Tuesday, January 9, 2018

Thursday, January 18 - Where the Bluebird Sings ...

Where the Bluebird Sings to the Lemonade Springs by Wallace Stegner

Wallace Stegner is generally recognized as one of our most important living American fiction writers, and in that fiction he has generally taken for his physical and moral landscape the geography of the American West. It is a part of the country that Stegner knows well, having been born and reared West of the Mississippi, and having lived most of his life there. In this collection of essays, Stegner looks at the changing nature of the West, at the alterations wrought upon landscape and character as reflected in its politics and economics and art.

The first section of WHERE THE BLUEBIRD SINGS deals with Stegner’s own life, tracing his path from his birth in Iowa, to his childhood in Canada and Montana, and on to his maturity in various parts of the country. More specifically, Stegner traces his personal development as a Westerner; the author probes his own nature and his own relationship with the Western landscape, seeking to understand its influence upon his private and artistic Self.

The second section of the book takes a broad and incisive look at the identity of the American West, at its stereotypes, its myths, and its transformations. Stegner notes that the only unity within the vastness of the region is aridity: Water, and the scarcity of water, identifies the West most precisely and dramatically. The West, says Stegner, is a region we have sought to shape in our own images, and so we have imposed our necessary myths upon it. What Stegner argues is that the direction in which the West is headed runs counter to nearly all of those cherished and inauthentic images.

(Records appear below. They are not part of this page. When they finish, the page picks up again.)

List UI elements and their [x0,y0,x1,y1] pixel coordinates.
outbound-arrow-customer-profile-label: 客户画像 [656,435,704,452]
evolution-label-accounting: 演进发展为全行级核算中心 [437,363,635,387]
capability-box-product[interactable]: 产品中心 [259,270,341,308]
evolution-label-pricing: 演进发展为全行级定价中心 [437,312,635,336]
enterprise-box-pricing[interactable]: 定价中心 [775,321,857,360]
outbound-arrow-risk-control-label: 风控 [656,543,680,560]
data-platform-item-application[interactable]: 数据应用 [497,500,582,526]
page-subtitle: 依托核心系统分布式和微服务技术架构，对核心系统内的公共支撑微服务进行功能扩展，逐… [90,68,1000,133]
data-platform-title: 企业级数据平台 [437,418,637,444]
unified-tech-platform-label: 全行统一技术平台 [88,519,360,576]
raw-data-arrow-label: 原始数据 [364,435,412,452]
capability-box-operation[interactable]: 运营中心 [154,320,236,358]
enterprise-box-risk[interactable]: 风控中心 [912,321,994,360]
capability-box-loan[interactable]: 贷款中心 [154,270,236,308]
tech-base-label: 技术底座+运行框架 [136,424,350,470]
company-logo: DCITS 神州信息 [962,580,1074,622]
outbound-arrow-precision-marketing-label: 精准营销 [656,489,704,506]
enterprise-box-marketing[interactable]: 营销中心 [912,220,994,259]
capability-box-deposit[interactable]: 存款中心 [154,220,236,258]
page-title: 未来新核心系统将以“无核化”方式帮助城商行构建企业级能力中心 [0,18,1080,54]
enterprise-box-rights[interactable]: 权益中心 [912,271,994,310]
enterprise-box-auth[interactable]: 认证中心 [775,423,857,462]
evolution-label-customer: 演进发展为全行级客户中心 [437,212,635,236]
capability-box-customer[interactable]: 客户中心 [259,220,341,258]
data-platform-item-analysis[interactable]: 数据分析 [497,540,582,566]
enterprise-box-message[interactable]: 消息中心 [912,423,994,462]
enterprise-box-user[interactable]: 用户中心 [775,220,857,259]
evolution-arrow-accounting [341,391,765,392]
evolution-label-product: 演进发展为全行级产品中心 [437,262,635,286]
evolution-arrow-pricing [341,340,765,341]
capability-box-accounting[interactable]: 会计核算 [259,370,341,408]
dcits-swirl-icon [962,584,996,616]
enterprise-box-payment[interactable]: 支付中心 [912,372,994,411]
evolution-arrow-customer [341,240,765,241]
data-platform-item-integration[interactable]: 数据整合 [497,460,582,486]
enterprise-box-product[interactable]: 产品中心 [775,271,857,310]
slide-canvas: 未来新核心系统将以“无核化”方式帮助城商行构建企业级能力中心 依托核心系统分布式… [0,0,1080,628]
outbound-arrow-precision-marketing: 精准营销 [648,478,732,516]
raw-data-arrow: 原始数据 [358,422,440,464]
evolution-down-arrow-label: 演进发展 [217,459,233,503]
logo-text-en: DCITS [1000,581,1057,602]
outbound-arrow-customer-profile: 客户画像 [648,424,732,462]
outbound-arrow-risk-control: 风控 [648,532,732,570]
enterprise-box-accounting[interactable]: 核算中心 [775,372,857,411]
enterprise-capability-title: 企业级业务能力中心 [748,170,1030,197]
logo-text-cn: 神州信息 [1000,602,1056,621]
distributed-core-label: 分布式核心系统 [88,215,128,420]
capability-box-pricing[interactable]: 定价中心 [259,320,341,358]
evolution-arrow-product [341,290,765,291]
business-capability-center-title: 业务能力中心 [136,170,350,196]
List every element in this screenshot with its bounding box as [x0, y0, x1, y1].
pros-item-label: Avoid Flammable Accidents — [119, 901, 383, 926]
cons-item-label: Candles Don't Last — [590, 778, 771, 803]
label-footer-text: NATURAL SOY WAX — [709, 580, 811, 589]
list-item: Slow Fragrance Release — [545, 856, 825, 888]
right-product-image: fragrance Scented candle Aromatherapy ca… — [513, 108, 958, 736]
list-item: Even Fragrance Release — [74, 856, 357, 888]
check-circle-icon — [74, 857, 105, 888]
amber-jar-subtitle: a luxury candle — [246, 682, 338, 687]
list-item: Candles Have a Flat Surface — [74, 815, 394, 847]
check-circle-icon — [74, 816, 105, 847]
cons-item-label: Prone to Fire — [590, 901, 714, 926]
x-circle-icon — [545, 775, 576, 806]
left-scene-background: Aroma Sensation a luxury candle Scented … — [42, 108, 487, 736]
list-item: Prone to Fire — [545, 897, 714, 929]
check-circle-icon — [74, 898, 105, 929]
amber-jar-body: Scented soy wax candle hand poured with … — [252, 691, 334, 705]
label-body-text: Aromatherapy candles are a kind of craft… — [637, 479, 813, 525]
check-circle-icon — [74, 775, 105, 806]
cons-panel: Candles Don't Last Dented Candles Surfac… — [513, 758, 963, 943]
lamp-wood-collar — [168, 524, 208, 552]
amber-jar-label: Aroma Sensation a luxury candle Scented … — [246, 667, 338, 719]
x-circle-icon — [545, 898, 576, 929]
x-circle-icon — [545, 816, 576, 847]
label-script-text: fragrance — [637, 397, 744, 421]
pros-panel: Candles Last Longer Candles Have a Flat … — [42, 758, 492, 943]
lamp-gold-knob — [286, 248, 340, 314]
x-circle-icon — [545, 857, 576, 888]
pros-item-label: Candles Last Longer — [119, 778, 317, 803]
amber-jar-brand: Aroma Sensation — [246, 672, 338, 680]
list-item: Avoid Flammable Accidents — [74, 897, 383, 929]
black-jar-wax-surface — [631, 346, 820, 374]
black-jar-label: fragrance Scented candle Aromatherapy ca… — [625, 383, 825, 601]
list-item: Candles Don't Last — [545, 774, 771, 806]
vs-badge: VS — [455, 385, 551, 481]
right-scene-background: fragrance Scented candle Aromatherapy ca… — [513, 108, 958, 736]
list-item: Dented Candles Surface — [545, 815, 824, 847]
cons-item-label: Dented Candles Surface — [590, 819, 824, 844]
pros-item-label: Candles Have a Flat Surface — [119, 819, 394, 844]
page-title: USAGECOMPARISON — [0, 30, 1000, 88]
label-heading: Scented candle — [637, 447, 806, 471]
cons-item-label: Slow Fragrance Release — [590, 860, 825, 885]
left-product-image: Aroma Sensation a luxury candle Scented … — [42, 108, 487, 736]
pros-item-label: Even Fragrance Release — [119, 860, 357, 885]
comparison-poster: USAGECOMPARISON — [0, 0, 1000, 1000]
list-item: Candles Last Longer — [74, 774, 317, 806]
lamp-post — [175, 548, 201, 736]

The third and final portion of the book studies the literary art of the West, suggesting ways of reading that literature. Stegner emphasizes the need to understand the literature of the West as a product of a particular place and therefore infused with the spirit of that place. In his essays here on such writers as Walter Van Tilburg Clark and Norman Maclean, Stegner describes his own aesthetic vision and his impulses as a writer. He make special mention of the autobiographical element in his fiction, an element which he says especially allows for knowledge and truth-telling. It is that very knowledge and truth for which Stegner will continue to be known.